Text and Photos by Al Manlangit

Gotham. The Big Apple. The City of Towers. The World’s Financial Capital. The City That Never Sleeps. These and more describe only one city – New York. It sounds like all hype but once you land at JFK Airport and your taxi gets stuck in a forest of skyscrapers in the middle of Manhattan, you realize that it’s all for real.

Finding a decently-priced hotel downtown is an expensive proposition so we ended up at the Holiday Inn in Queens where a small room, breakfast excluded, two blocks away from the subway station which was seven stops from Times Square cost us US$160, plus tax. Steep but at least we could see the upper portion of the Empire State building from our window!

Though New York is divided into five boroughs, we concentrated on Manhattan only where the major sites were. Since this was my second visit, I acted as tour guide and the first stop were the museums. So many to choose from but because we couldn’t cram all in one visit, we concentrated on just a handful. Devoted to science, the American Museum of Natural History near Central Park has as its big draw – the Hall of Dinosaurs which displayed real fossils (not casts). Attached to it, the Hayden Planetarium was a gem and I had to drag my two boys away for they wanted to stay there the whole day!

Next was the Solomon Guggenheim Museum, Frank Lloyd Wright’s inverted-ziggurat masterpiece whose spiraling ramp made it an instant hit when it was built in 1959. It houses abstract collections of Chagall and Kandinsky among others but I was more interested in the building itself. We then made a quick stop in MoMA (Museum of Modern Art) to view Van Gogh’s “Starry Night” plus several Rodins and Picassos before proceeding to the Metropolitan Museum of Art on 5th Avenue. It is a huge place and rightly so with so many works on display from a staggering collection of Egyptian, Greek and Roman art down to its awesome European and American paintings. If I had one whole day free to spend in this city, this would be the place. But we had to move to  the Intrepid Sea, Air and Space Museum by the Hudson River. Exploring this former aircraft carrier converted into a museum was pretty exhilarating specially going through the planes on the flight deck and hangars below. It was all the more interesting to know that this ship saw action and played an important role in the Japanese Navy’s defeat in the Battle of Leyte Gulf in WWII.
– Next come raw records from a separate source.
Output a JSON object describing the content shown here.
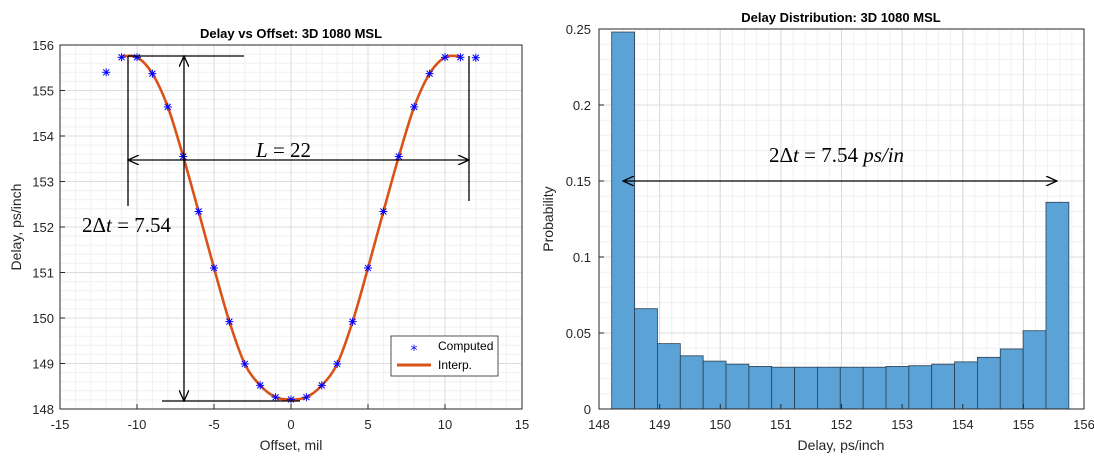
{
  "chart_data": [
    {
      "type": "line",
      "title": "Delay vs Offset: 3D 1080 MSL",
      "xlabel": "Offset, mil",
      "ylabel": "Delay, ps/inch",
      "xlim": [
        -15,
        15
      ],
      "ylim": [
        148,
        156
      ],
      "xticks": [
        "-15",
        "-10",
        "-5",
        "0",
        "5",
        "10",
        "15"
      ],
      "yticks": [
        "148",
        "149",
        "150",
        "151",
        "152",
        "153",
        "154",
        "155",
        "156"
      ],
      "grid": true,
      "minor_grid": true,
      "legend_location": "bottom-right",
      "series": [
        {
          "name": "Computed",
          "marker": "*",
          "color": "#0000ff",
          "x": [
            -12,
            -11,
            -10,
            -9,
            -8,
            -7,
            -6,
            -5,
            -4,
            -3,
            -2,
            -1,
            0,
            1,
            2,
            3,
            4,
            5,
            6,
            7,
            8,
            9,
            10,
            11,
            12
          ],
          "y": [
            155.4,
            155.73,
            155.73,
            155.37,
            154.64,
            153.55,
            152.34,
            151.1,
            149.92,
            148.99,
            148.52,
            148.26,
            148.21,
            148.26,
            148.52,
            148.99,
            149.92,
            151.1,
            152.34,
            153.55,
            154.64,
            155.37,
            155.73,
            155.73,
            155.72
          ]
        },
        {
          "name": "Interp.",
          "color": "#d95319",
          "x": [
            -11,
            -10,
            -9,
            -8,
            -7,
            -6,
            -5,
            -4,
            -3,
            -2,
            -1,
            0,
            1,
            2,
            3,
            4,
            5,
            6,
            7,
            8,
            9,
            10,
            11
          ],
          "y": [
            155.75,
            155.73,
            155.37,
            154.64,
            153.55,
            152.34,
            151.1,
            149.92,
            148.99,
            148.52,
            148.26,
            148.21,
            148.26,
            148.52,
            148.99,
            149.92,
            151.1,
            152.34,
            153.55,
            154.64,
            155.37,
            155.73,
            155.75
          ]
        }
      ],
      "annotations": [
        {
          "lhs": "L",
          "eq": " = 22"
        },
        {
          "prefix": "2",
          "delta": "Δ",
          "var": "t",
          "eq": " = 7.54"
        }
      ]
    },
    {
      "type": "bar",
      "title": "Delay Distribution: 3D 1080 MSL",
      "xlabel": "Delay, ps/inch",
      "ylabel": "Probability",
      "xlim": [
        148,
        156
      ],
      "ylim": [
        0,
        0.25
      ],
      "xticks": [
        "148",
        "149",
        "150",
        "151",
        "152",
        "153",
        "154",
        "155",
        "156"
      ],
      "yticks": [
        "0",
        "0.05",
        "0.1",
        "0.15",
        "0.2",
        "0.25"
      ],
      "grid": true,
      "minor_grid": true,
      "color": "#5ba3d6",
      "bin_start": 148.21,
      "bin_width": 0.377,
      "values": [
        0.248,
        0.066,
        0.043,
        0.035,
        0.0315,
        0.0295,
        0.028,
        0.0275,
        0.0275,
        0.0275,
        0.0275,
        0.0275,
        0.028,
        0.0285,
        0.0295,
        0.031,
        0.034,
        0.0395,
        0.0515,
        0.136
      ],
      "annotation": {
        "prefix": "2",
        "delta": "Δ",
        "var": "t",
        "eq": " = 7.54 ",
        "unit": "ps/in"
      }
    }
  ]
}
Sprawling Central Park is the playground for New Yorkers. Here you can play football, jog, bike, skate or just lie on the grass staring at the skyscrapers in the distance. This 800-acre green island in the middle of the concrete jungle has expansive fields labeled as Sheep’s Lawn, Great Lawn and Shakespeare Garden complete with landscaped footpaths and ponds filled with swans. There is even a big lake in the northern part where you can go boating in summer or ice skating in winter. We started our walk from one corner on 72nd Street called “Imagine” which featured a mosaic in memory of John Lennon commemorating his life and music. The Dakota mansion where he lived and was gunned down was just a stone’s throw away. We walked down a couple of blocks enjoying the scenery and the sound of birds chirping, and watched people playing touch football, walking their dogs, flying kites or picnicking. Then we sat on one of the numerous rocky outcroppings to rest and eat our hotdogs bought from a nearby stall. It was one of those rare and beautiful afternoons before dusk when one could peacefully contemplate the world go by.

From the southern corner of Central Park where 5th Avenue meets 59th Street, serious high-end shopping begins. Starting with FAO Schwarz, there’s Bergdorf, Van Cleef & Arpels, LV, Prada, Fendi, Tiffany, Gucci, Ferragamo, Harry Winston, Cartier, Versace, Kenneth Cole, Saks Fifth Ave. and the NBA Store. Mind you, these aren’t small branches but anchor stores that have everything you could dream of from their catalogue. While the wife enjoyed her window shopping, I got intrigued by the interiors and design concepts they had to offer so that by the time we reached St. Patrick’s Cathedral, we had to take a break and rest our overloaded sensory organs as well as our weary feet. So after a brief spell inside the church’s cool and quiet surroundings, we stopped at a nearby deli.